6’2 Manny Elliott (Dudley/Greensboro Warriors)
Everyone on this list is a basketball player only, except Elliott, who is a star football prospect that also happens to be quite talented on the hardwood. He’s an intense, electric guard prospect with phenomenal creation skills and the ability to legitimately fill it up from all three levels with relative ease. Elliott is a sneaky athlete that welcomes physical play and willingly meets opponents at the rim for dunks or blocks. He’s a reliable rebounder that pushes the break in transition and displays nice vision, especially for someone that is more of a scorer. With Dudley losing guys like Tyler Young and Isaiah Ray, Elliott should be able to quickly carve out a role as one of the better two-way prospects on this roster.
6’1 James Wilkins (Calvary Day/PSB)
There’s a lot to be excited about with the young, new-look Calvary Day squad, especially behind the play and two-way leadership of Wilkins. With star-guard Jackson Gammons headed to Citadel, Wilkins will have the keys to the car. He can be somewhat unassuming at first glance, but Wilkins is an absolute gamer with a ton of craftiness and the ability to dictate the offensive action with poise and maturity. His blend of scoring and playmaking is basically ideal for a modern-day floor general, considering he primarily looks to set up others but can assert himself and take advantage as needed. Wilkins has an excellent skillset, but also has the defensive motor to set the tone for this Calvary Day team throughout the upcoming season.

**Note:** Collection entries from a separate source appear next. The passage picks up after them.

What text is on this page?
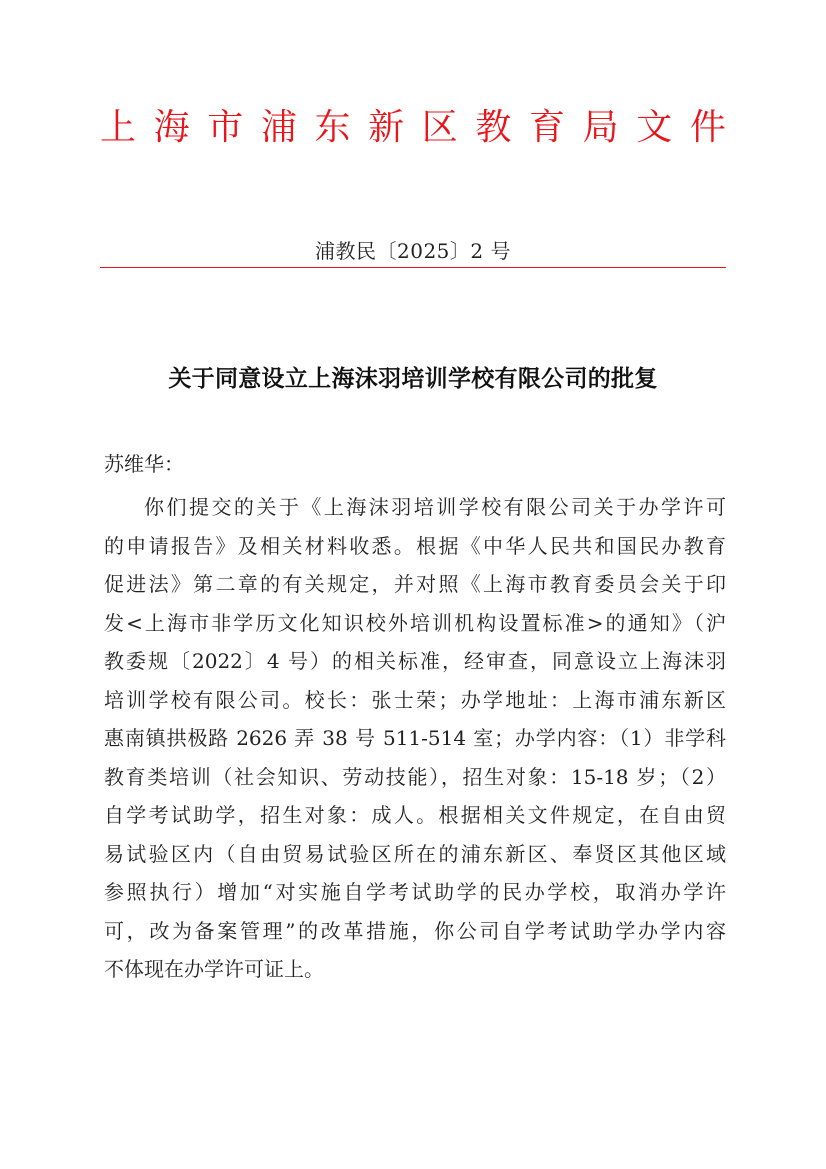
上 海 市 浦 东 新 区 教 育 局 文 件
浦教民〔2025〕2 号
关于同意设立上海沫羽培训学校有限公司的批复
苏维华：
你们提交的关于《上海沫羽培训学校有限公司关于办学许可
的申请报告》及相关材料收悉。根据《中华人民共和国民办教育
促进法》第二章的有关规定，并对照《上海市教育委员会关于印
发<上海市非学历文化知识校外培训机构设置标准>的通知》（沪
教委规〔2022〕4 号）的相关标准，经审查，同意设立上海沫羽
培训学校有限公司。校长：张士荣；办学地址：上海市浦东新区
惠南镇拱极路 2626 弄 38 号 511-514 室；办学内容：（1）非学科
教育类培训（社会知识、劳动技能），招生对象：15-18 岁；（2）
自学考试助学，招生对象：成人。根据相关文件规定，在自由贸
易试验区内（自由贸易试验区所在的浦东新区、奉贤区其他区域
参照执行）增加“对实施自学考试助学的民办学校，取消办学许
可，改为备案管理”的改革措施，你公司自学考试助学办学内容
不体现在办学许可证上。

6’11 Christian Reeves (Cannon/Team CP3)
The ascension of Reeves has been quite interesting. We saw him last year in Spartanburg playing up with the Charlotte Nets and nobody around North Carolina really seemed to know who he was. At this point, Reeves should be turning into a household name, as he’s going to be an absolute star. His instincts, particularly on defense, and athletic fluidity at such a young age are almost unparalleled. Sure, Reeves needs to add some strength and continue to refine his offensive skillset, but there’s certainly something special here. He runs the floor like a gazelle, possesses touch with either hand, and rebounds/protects the rim at a very respectable rate at this stage in his development. Reeves should ultimately end up as one of the top five players in this class, especially if he continues on his current trajectory.